Research talk:Autoconfirmed article creation trial/Work log/2017-08-04

Friday, August 4, 2017

Continuing to work on instrumentation and measurements today.

H13: The rate of new submissions at AfC will increase.

Submissions to AfC are archived using the category system starting at Category:AfC submissions by date. However, drafts that are either rejected or not submitted to AfC and not edited for more than six months are eligible for deletion per CSD:G13. I'll look into whether the historical information in the data lake can be used to identify when articles have been submitted.

H14: The backlog of articles in the AfC queue will increase faster than expected.

When drafts get submitted to AfC, they are added to Category:Pending AfC submissions. Similarly as we did for H13, we could use entry/exit of this category to understand the queue of AfCs.
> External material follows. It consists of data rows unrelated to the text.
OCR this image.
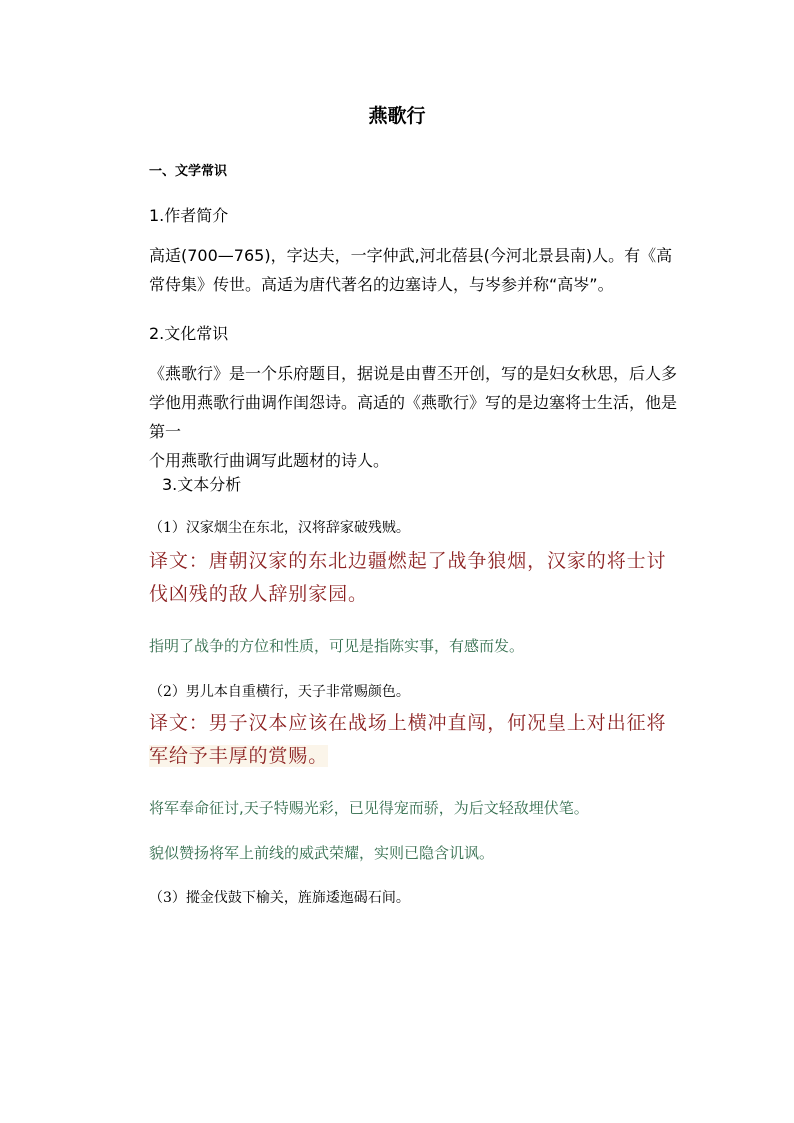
燕歌行
一、文学常识
1.作者简介
高适(700—765)，字达夫，一字仲武,河北蓓县(今河北景县南)人。有《高
常侍集》传世。高适为唐代著名的边塞诗人，与岑参并称“高岑”。
2.文化常识
《燕歌行》是一个乐府题目，据说是由曹丕开创，写的是妇女秋思，后人多
学他用燕歌行曲调作闺怨诗。高适的《燕歌行》写的是边塞将士生活，他是第一
个用燕歌行曲调写此题材的诗人。
3.文本分析
（1）汉家烟尘在东北，汉将辞家破残贼。
译文：唐朝汉家的东北边疆燃起了战争狼烟，汉家的将士讨
伐凶残的敌人辞别家园。
指明了战争的方位和性质，可见是指陈实事，有感而发。
（2）男儿本自重横行，天子非常赐颜色。
译文：男子汉本应该在战场上横冲直闯，何况皇上对出征将
军给予丰厚的赏赐。
将军奉命征讨,天子特赐光彩，已见得宠而骄，为后文轻敌埋伏笔。
貌似赞扬将军上前线的威武荣耀，实则已隐含讥讽。
（3）摐金伐鼓下榆关，旌旆逶迤碣石间。
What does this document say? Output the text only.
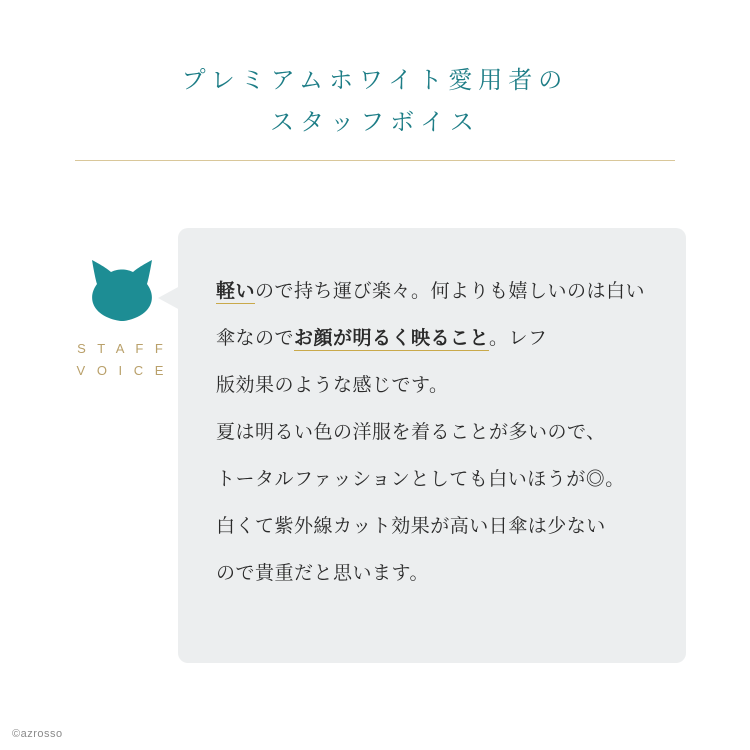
プレミアムホワイト愛用者の
スタッフボイス
S T A F F
V O I C E

軽いので持ち運び楽々。何よりも嬉しいのは白い傘なのでお顔が明るく映ること。レフ

版効果のような感じです。

夏は明るい色の洋服を着ることが多いので、

トータルファッションとしても白いほうが◎。

白くて紫外線カット効果が高い日傘は少ない

ので貴重だと思います。

©azrosso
H15: The reasons for deleting articles will remain stable.

See npp_report.rb in MusikAnimal's GitHub repository. It gathers data on reasons for why articles get deleted.

H16: The reasons for deleting non-article pages will change towards those previously used for deletion of articles created by non-autoconfirmed users.

MusikAnimal's code gives us the statistics for articles pages. We should be able to adapt it to also check other types of pages. Mainly, we're interested in what happens in User space, because that's where user drafts are, and the Draft namespace.

H17: The quality of articles entering the NPP queue will increase.

There's at least two ways of going about measuring this, and they differ depending on how we define "quality". One way to define quality is to use ORES' wp10 model, meaning that we compare these newly created articles against the WP 1.0 assessment criteria. In that case we can either use specific classes (e.g. Stub, Start) or calculate a completion score similar to what's used in the Education Dashboard and in the analysis of the Keilana Effect.

We could also define quality in terms of New Page Patrol. Perhaps it's possible to use a combination of ORES' wp10 and draftquality models, as well as some of the metrics from the PageTriage extension to label articles as "definite reject", "definite accept", and "other"? That also ties in with the workload of NPPers, so it might be more useful as a hypothesis about NPP.

H18: The quality of newly created articles after 30 days will be unchanged.

Here we are interested in the quality of articles after 30 days, so we can use the revision table to identify the revision for newly created articles after 30 days, then either grab the revision content and run ORES offline, or use the revision ID to get it from ORES' API. We can then either use the predicted class or a completion score as discussed for H17.

H19: The quality of articles entering the AfC queue will be unchanged.

Little is known about the quality of articles entering AfC. We propose to again use ORES for this to predict the quality of the article when it entered AfC. However, ORES might not fit well in this case since drafts might look significantly different from typical Wikipedia articles. Given the length of AfC, we might be able to collect training data and see if it's feasible to train classifiers for common review notes (e.g. "this draft does not assert notability").